From a grammar book, I’ve have learned that a gerund clause can be
optionally preceded by a personal pronoun to show the logical
subject of the verb; that is, whoever is doing the gerund’s action.
I’ve also learned that a possessive personal pronoun is usually more
acceptable here than a pronoun in another grammatical case like
those used for subjects or objects of finite clauses.
With gerund clauses, there’a a certain structure that runs like this:
- It’s no use doing something.
in which doing something is the gerund clause and doing the gerund heading that clause.
My question is: Can we also add a possessive pronoun before doing in that particular structure?
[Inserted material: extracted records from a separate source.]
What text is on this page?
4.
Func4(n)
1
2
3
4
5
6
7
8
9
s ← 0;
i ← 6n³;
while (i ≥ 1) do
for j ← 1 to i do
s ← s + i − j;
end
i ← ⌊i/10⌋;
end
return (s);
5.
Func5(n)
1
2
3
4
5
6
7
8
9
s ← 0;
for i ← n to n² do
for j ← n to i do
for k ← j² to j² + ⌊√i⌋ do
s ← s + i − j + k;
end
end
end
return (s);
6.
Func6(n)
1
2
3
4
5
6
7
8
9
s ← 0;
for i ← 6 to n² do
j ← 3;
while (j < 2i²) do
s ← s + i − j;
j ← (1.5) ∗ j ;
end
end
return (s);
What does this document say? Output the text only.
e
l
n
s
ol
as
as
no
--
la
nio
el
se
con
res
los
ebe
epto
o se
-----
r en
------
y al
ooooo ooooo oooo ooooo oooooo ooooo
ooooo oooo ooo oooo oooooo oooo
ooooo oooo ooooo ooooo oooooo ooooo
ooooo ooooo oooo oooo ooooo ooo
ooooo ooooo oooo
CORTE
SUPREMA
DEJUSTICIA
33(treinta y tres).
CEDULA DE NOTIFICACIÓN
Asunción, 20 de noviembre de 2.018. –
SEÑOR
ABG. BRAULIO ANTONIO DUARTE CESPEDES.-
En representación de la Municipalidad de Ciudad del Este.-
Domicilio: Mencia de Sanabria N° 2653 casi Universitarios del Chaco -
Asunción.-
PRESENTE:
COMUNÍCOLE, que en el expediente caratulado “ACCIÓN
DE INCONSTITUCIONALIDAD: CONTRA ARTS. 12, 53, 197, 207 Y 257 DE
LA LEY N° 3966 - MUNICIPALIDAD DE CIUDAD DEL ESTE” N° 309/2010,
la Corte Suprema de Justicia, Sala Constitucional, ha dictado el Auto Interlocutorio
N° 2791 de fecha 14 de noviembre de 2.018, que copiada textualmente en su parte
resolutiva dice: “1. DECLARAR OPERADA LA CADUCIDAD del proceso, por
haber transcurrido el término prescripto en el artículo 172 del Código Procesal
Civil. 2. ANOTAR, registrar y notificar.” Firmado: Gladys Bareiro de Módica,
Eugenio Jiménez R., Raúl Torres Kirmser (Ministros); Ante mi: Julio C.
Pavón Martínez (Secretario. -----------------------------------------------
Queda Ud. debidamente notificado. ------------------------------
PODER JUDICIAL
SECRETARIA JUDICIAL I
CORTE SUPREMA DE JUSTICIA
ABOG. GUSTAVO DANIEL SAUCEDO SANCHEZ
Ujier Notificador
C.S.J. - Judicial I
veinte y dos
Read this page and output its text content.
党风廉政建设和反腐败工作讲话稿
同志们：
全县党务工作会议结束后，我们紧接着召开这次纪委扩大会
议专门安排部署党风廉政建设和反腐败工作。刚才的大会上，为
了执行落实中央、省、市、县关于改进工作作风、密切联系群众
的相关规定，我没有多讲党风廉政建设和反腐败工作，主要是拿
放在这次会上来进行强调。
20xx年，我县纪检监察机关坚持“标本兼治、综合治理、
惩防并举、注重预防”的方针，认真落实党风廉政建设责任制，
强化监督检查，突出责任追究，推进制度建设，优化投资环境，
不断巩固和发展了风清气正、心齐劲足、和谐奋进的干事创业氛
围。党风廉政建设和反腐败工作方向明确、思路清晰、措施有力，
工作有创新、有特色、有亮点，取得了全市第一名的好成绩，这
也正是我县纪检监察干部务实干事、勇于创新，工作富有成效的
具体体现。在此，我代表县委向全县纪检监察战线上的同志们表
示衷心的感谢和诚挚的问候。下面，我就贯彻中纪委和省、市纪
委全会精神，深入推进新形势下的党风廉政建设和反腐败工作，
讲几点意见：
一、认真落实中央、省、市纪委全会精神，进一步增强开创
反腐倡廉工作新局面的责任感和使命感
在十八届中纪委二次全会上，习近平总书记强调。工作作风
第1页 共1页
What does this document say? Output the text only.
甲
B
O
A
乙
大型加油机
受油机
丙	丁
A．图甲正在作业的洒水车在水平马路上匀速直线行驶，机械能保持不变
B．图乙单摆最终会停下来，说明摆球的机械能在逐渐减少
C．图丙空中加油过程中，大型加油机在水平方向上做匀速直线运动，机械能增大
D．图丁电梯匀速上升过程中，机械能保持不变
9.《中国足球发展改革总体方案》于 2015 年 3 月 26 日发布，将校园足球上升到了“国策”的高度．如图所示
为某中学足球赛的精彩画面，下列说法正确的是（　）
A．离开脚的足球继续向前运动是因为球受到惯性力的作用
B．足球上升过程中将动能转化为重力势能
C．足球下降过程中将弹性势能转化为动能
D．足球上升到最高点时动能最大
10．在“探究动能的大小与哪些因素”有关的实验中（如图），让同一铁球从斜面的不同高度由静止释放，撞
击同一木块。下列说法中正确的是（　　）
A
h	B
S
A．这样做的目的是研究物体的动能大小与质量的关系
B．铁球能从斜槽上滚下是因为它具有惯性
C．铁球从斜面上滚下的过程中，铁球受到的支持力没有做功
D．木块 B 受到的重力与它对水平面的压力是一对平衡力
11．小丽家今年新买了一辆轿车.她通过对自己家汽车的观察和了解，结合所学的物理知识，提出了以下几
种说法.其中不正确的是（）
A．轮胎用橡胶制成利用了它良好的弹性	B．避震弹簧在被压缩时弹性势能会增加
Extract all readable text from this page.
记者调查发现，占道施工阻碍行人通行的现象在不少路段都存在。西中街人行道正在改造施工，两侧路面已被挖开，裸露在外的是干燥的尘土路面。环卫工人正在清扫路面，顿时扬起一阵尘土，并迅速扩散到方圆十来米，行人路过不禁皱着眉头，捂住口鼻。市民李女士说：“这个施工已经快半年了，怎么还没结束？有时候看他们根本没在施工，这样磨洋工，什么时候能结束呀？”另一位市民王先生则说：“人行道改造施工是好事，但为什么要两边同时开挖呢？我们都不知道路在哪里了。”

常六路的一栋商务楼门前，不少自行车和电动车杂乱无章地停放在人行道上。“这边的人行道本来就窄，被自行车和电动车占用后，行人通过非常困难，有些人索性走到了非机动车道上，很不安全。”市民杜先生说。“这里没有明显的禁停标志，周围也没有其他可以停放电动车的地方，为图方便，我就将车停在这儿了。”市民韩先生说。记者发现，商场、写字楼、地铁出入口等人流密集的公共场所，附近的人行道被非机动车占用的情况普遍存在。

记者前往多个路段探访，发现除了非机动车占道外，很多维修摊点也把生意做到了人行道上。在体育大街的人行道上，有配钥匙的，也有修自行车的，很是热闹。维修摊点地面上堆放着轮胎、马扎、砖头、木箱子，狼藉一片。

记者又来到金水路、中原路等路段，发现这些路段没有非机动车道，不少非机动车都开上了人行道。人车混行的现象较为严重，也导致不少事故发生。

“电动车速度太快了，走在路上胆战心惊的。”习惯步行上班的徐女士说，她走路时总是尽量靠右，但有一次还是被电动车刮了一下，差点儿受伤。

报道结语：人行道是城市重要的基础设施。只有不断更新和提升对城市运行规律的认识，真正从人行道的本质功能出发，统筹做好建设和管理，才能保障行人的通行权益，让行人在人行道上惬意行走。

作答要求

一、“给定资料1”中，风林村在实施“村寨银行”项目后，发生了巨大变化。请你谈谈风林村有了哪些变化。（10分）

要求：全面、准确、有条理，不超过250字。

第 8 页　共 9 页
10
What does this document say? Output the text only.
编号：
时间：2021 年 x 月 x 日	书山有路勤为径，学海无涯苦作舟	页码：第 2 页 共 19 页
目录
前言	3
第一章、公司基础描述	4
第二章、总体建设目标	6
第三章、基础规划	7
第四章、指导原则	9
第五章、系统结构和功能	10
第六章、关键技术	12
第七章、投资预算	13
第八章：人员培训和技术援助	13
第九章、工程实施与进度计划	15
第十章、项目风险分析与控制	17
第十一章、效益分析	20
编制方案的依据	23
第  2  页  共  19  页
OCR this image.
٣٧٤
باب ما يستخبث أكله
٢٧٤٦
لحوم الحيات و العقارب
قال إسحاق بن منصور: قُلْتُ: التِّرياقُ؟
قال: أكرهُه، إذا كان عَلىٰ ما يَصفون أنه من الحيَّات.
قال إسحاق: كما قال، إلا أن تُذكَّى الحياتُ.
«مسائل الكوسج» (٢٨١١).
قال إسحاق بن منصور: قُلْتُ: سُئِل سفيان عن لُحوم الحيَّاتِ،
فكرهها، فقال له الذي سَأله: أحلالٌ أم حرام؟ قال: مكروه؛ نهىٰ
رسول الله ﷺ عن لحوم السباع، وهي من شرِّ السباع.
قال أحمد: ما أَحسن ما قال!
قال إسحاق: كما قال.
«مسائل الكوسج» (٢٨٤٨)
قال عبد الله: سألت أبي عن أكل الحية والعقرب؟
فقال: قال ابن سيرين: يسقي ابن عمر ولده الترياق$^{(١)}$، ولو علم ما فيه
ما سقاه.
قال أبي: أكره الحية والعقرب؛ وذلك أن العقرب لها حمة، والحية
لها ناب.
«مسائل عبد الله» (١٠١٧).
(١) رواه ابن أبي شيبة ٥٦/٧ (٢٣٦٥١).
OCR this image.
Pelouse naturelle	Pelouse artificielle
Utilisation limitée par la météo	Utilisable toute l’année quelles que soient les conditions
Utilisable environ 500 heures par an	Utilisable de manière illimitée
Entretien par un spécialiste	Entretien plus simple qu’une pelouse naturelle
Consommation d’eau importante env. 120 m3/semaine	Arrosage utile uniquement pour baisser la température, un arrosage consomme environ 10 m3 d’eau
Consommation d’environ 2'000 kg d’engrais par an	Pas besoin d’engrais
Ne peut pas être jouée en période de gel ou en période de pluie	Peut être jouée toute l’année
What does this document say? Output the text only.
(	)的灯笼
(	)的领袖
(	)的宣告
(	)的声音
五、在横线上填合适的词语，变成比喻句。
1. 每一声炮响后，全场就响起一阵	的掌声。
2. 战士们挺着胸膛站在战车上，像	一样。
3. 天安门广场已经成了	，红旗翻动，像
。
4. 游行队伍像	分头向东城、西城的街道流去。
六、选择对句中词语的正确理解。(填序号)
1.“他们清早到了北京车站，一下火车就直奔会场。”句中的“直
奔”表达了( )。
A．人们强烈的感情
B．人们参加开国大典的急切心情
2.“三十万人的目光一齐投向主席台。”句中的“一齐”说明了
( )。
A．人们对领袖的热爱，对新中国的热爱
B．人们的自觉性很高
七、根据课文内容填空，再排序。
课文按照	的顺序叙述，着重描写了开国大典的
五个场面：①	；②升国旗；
So for example like this:
- It’s no use his crying over lost love.
Does it sound completely normal to use the pronoun his there to say who’s doing that action?
If not, is there some other way of saying it that would be more common and natural-sounding to native speakers?
Solution 1:
First, you wouldn't say
- It’s no use doing something.
You'd say
- It’s no use doing anything.
instead. There's a negative in the sentence, which is kind of like having a snake in your tent; you want to keep an eye on what it does. What it does in this case is use a negative polarity item any under normal circumstances. Using some instead is grammatical, but raises a question about why some was used instead of the normal any.
Second, the idiomatic construction
-
It's no use
NP
V
-ing (Bill/Bill's/his/him/you/your doing it again)
means Bill, or he, or you, shouldn't do it again, in the opinion of the speaker. The V
-ing part is a gerund complement clause, with a subject noun phrase and a verb phrase, just like any other clause. The big difference is that gerunds are untensed -- they don't take any other suffixes for tense; doing doesn't say when the doing happens. Untensed clauses can't take nominative pronouns (like I) for subject; gerund subjects can be either genitive (my) or objective (me), while infinitive subjects (infinitives are also tenseless) have to be objective.